I wrote this essay more than forty years ago.
I have loved you with everlasting love, therefore have I drawn thee with lovingkindness. Jeremiah 31:3
The muted rhythmic clatter of train wheels and the gentle rocking of the coach did nothing to soothe my growing despondency. For months heaven seemed deaf to my prayers for companionship. Loneliness consumed me. Worse, I believed God had abandoned me.
"Don't you care what's happening in my life?" I accused toward heaven. Wiping away tears, I stared vacantly through the window as the train clickerty-clacked past gently sloping hills and open pasture. Cattle grazed lazily. Wisps of cotton-white clouds fingered the endless mid‑western sky.
But it may as well have been stormy gray for as much as nature's elegance impressed me.

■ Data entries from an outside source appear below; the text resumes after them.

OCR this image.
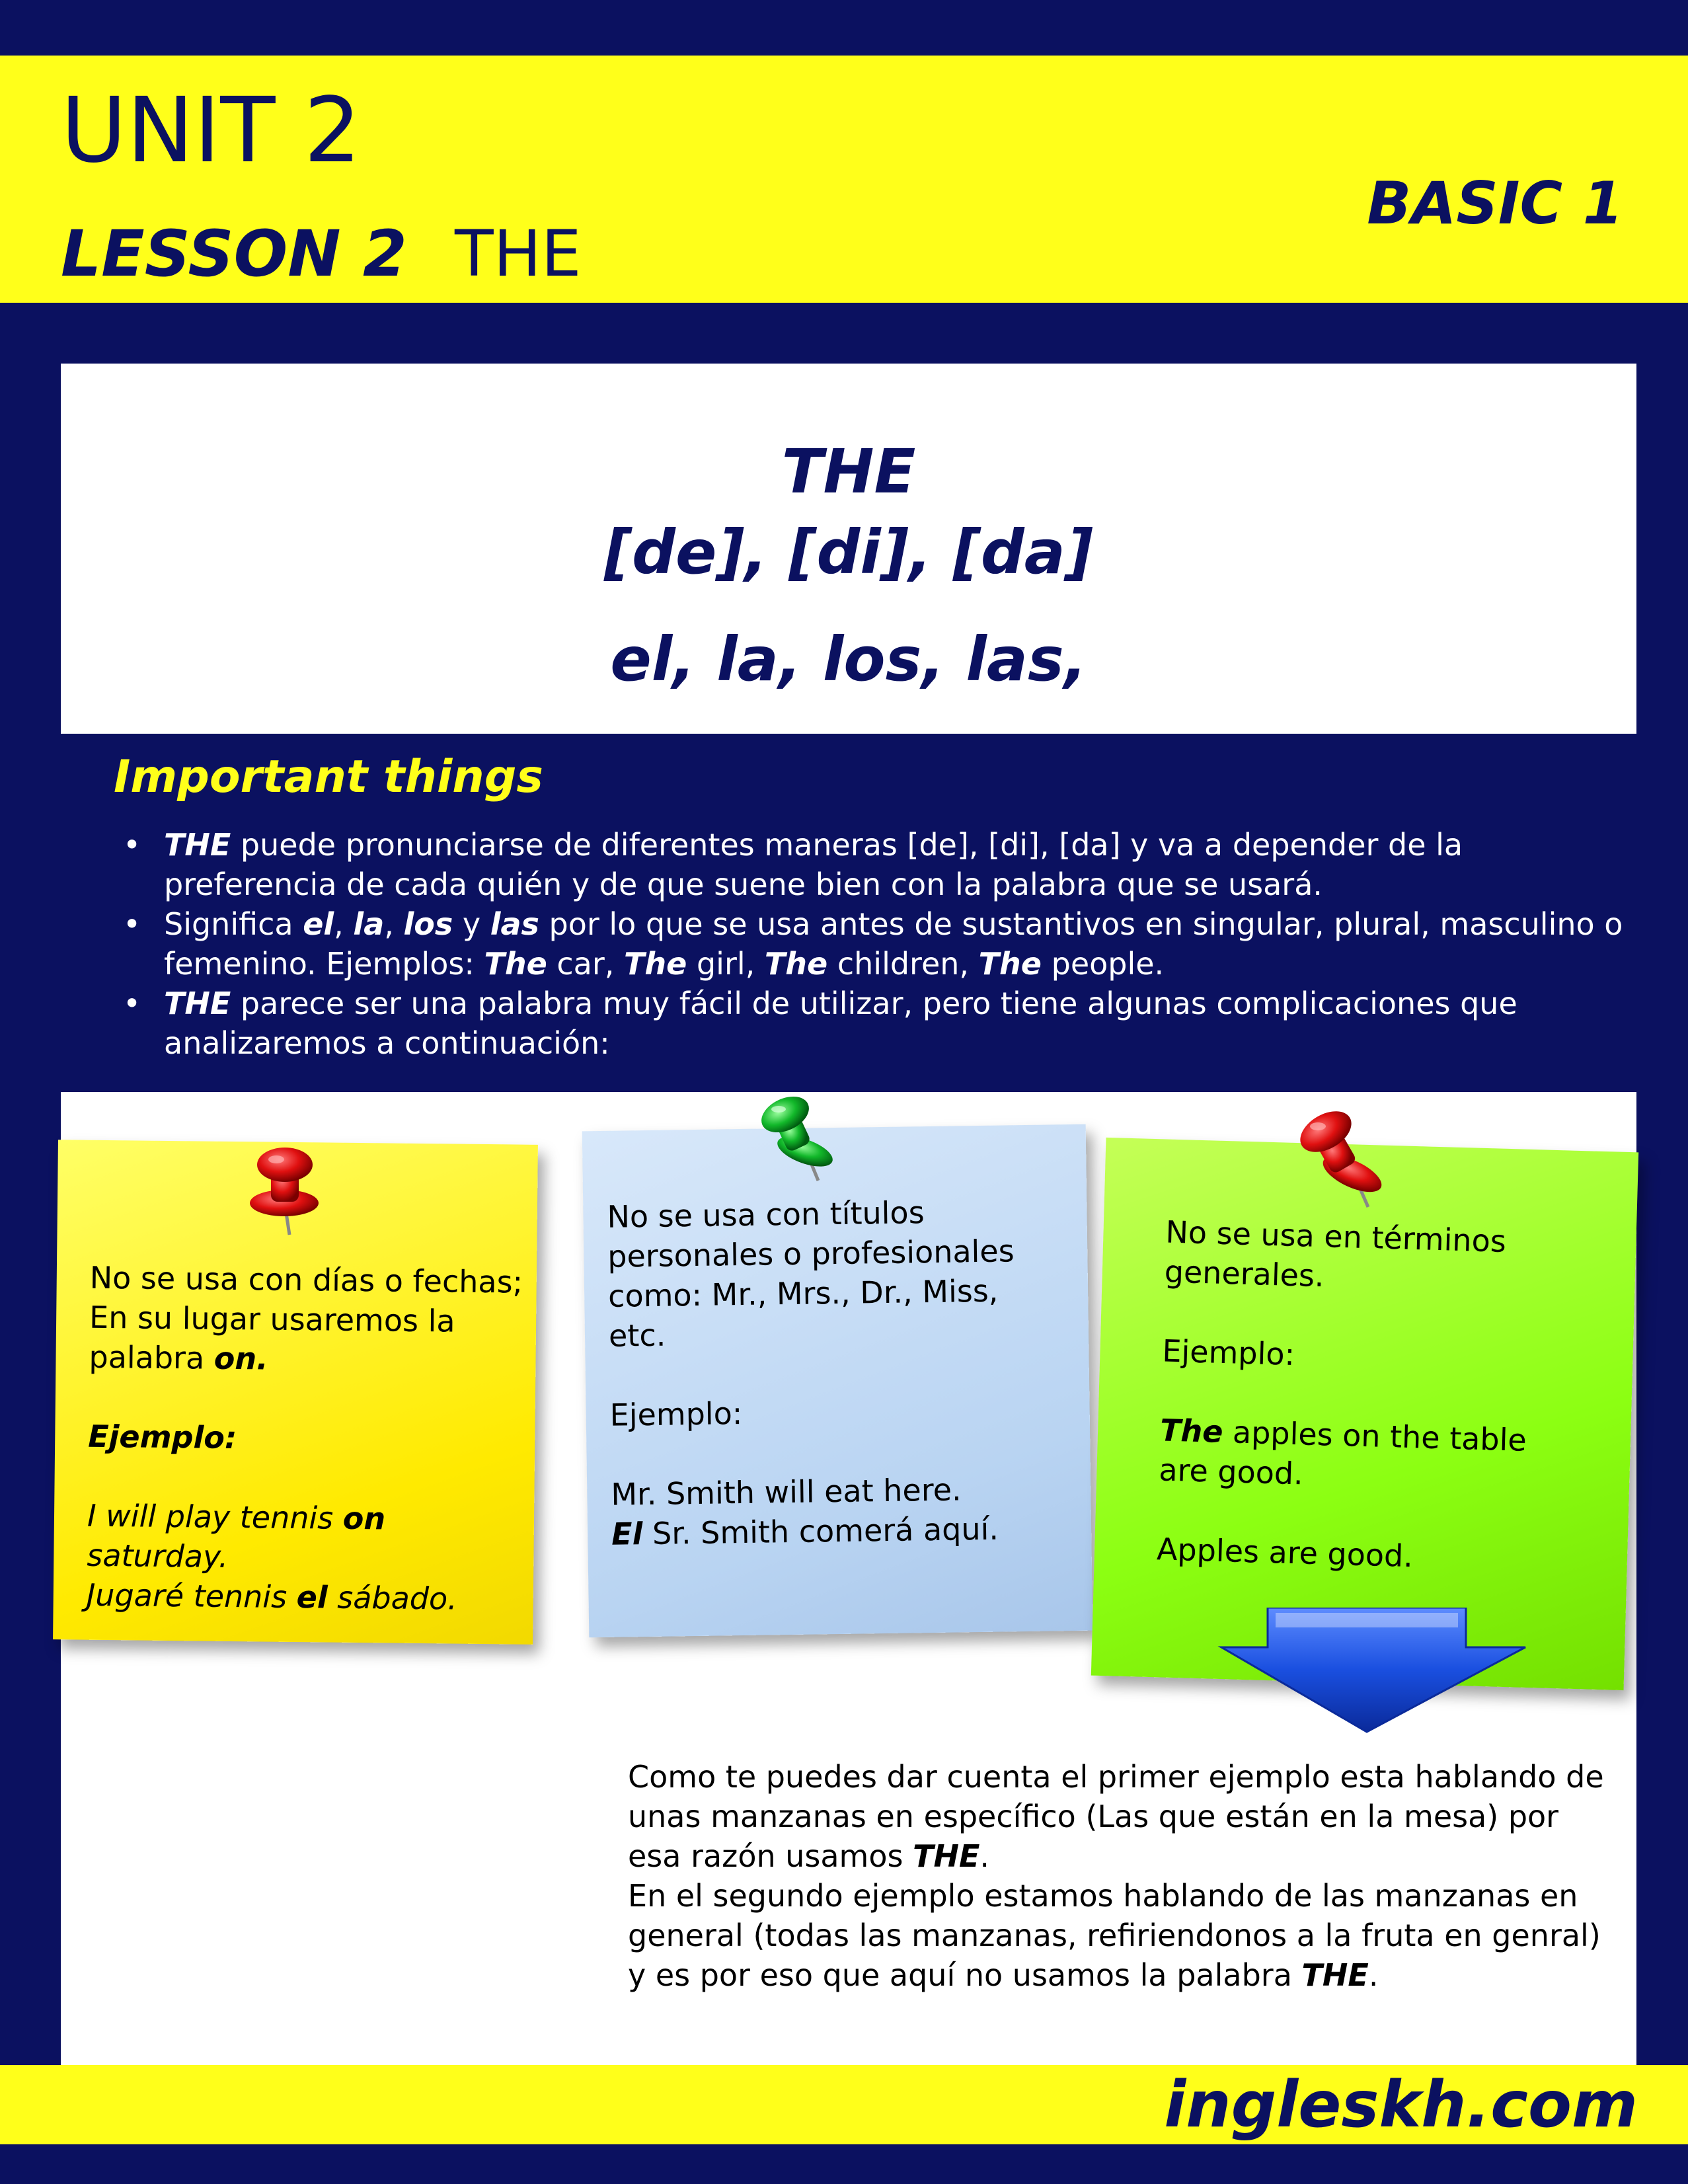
UNIT 2
LESSON 2 THE
BASIC 1
THE
[de], [di], [da]
el, la, los, las,
Important things
• THE puede pronunciarse de diferentes maneras [de], [di], [da] y va a depender de la preferencia de cada quién y de que suene bien con la palabra que se usará.
• Significa el, la, los y las por lo que se usa antes de sustantivos en singular, plural, masculino o femenino. Ejemplos: The car, The girl, The children, The people.
• THE parece ser una palabra muy fácil de utilizar, pero tiene algunas complicaciones que analizaremos a continuación:
No se usa con días o fechas;
En su lugar usaremos la
palabra on.

Ejemplo:

I will play tennis on saturday.
Jugaré tennis el sábado.
No se usa con títulos
personales o profesionales
como: Mr., Mrs., Dr., Miss,
etc.

Ejemplo:

Mr. Smith will eat here.
El Sr. Smith comerá aquí.
No se usa en términos
generales.

Ejemplo:

The apples on the table
are good.

Apples are good.

Como te puedes dar cuenta el primer ejemplo esta hablando de unas manzanas en específico (Las que están en la mesa) por esa razón usamos THE.

En el segundo ejemplo estamos hablando de las manzanas en general (todas las manzanas, refiriendonos a la fruta en genral) y es por eso que aquí no usamos la palabra THE.

ingleskh.com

Then all at once an image flashed across my mind's eye. Transfixed by its sudden appearance, I watched myself raise a defiant fist and shout toward heaven, "I thought you loved me!" The words seared across my lips. "Then why do you ignore me?"
As the panorama continued, I watched myself slowly turned, as if on a moving stage, until the Lord Jesus – on the cross – loomed before me. He hung in silence. His arms outstretched. Head bowed. His gentle eyes fixed on mine.
I froze, gripped by the image of the crucified Christ watching me play out my tantrum. My fist fell to my side and I saw myself fall to my knees in shame. And then, as suddenly as the scene appeared in my mind, it was gone. But its message lingered, working its way deep into my heart.
I doubted His love. I accused Him of forsaking me. And then I saw His outstretched arms. And His eyes. I pressed my forehead against the glass pane, closed my eyes and repented.
It is with a measure of shame I confess that, although forty years have passed – forty – I am at times still sorely impatient when God delays answering my prayers. Nor do I yet find it particularly easy to always accept His “No,” when I want Him to say “Yes.”
But that He loves me – deeply loves me – is no longer an issue. Calvary has forever settled that question. The cross is Christ’s quiet testimony of a love that transcends all my despair, loneliness, heartache, and temper tantrums. The cross is for me His final answer to the question, "Don't you care what's happening in my life?"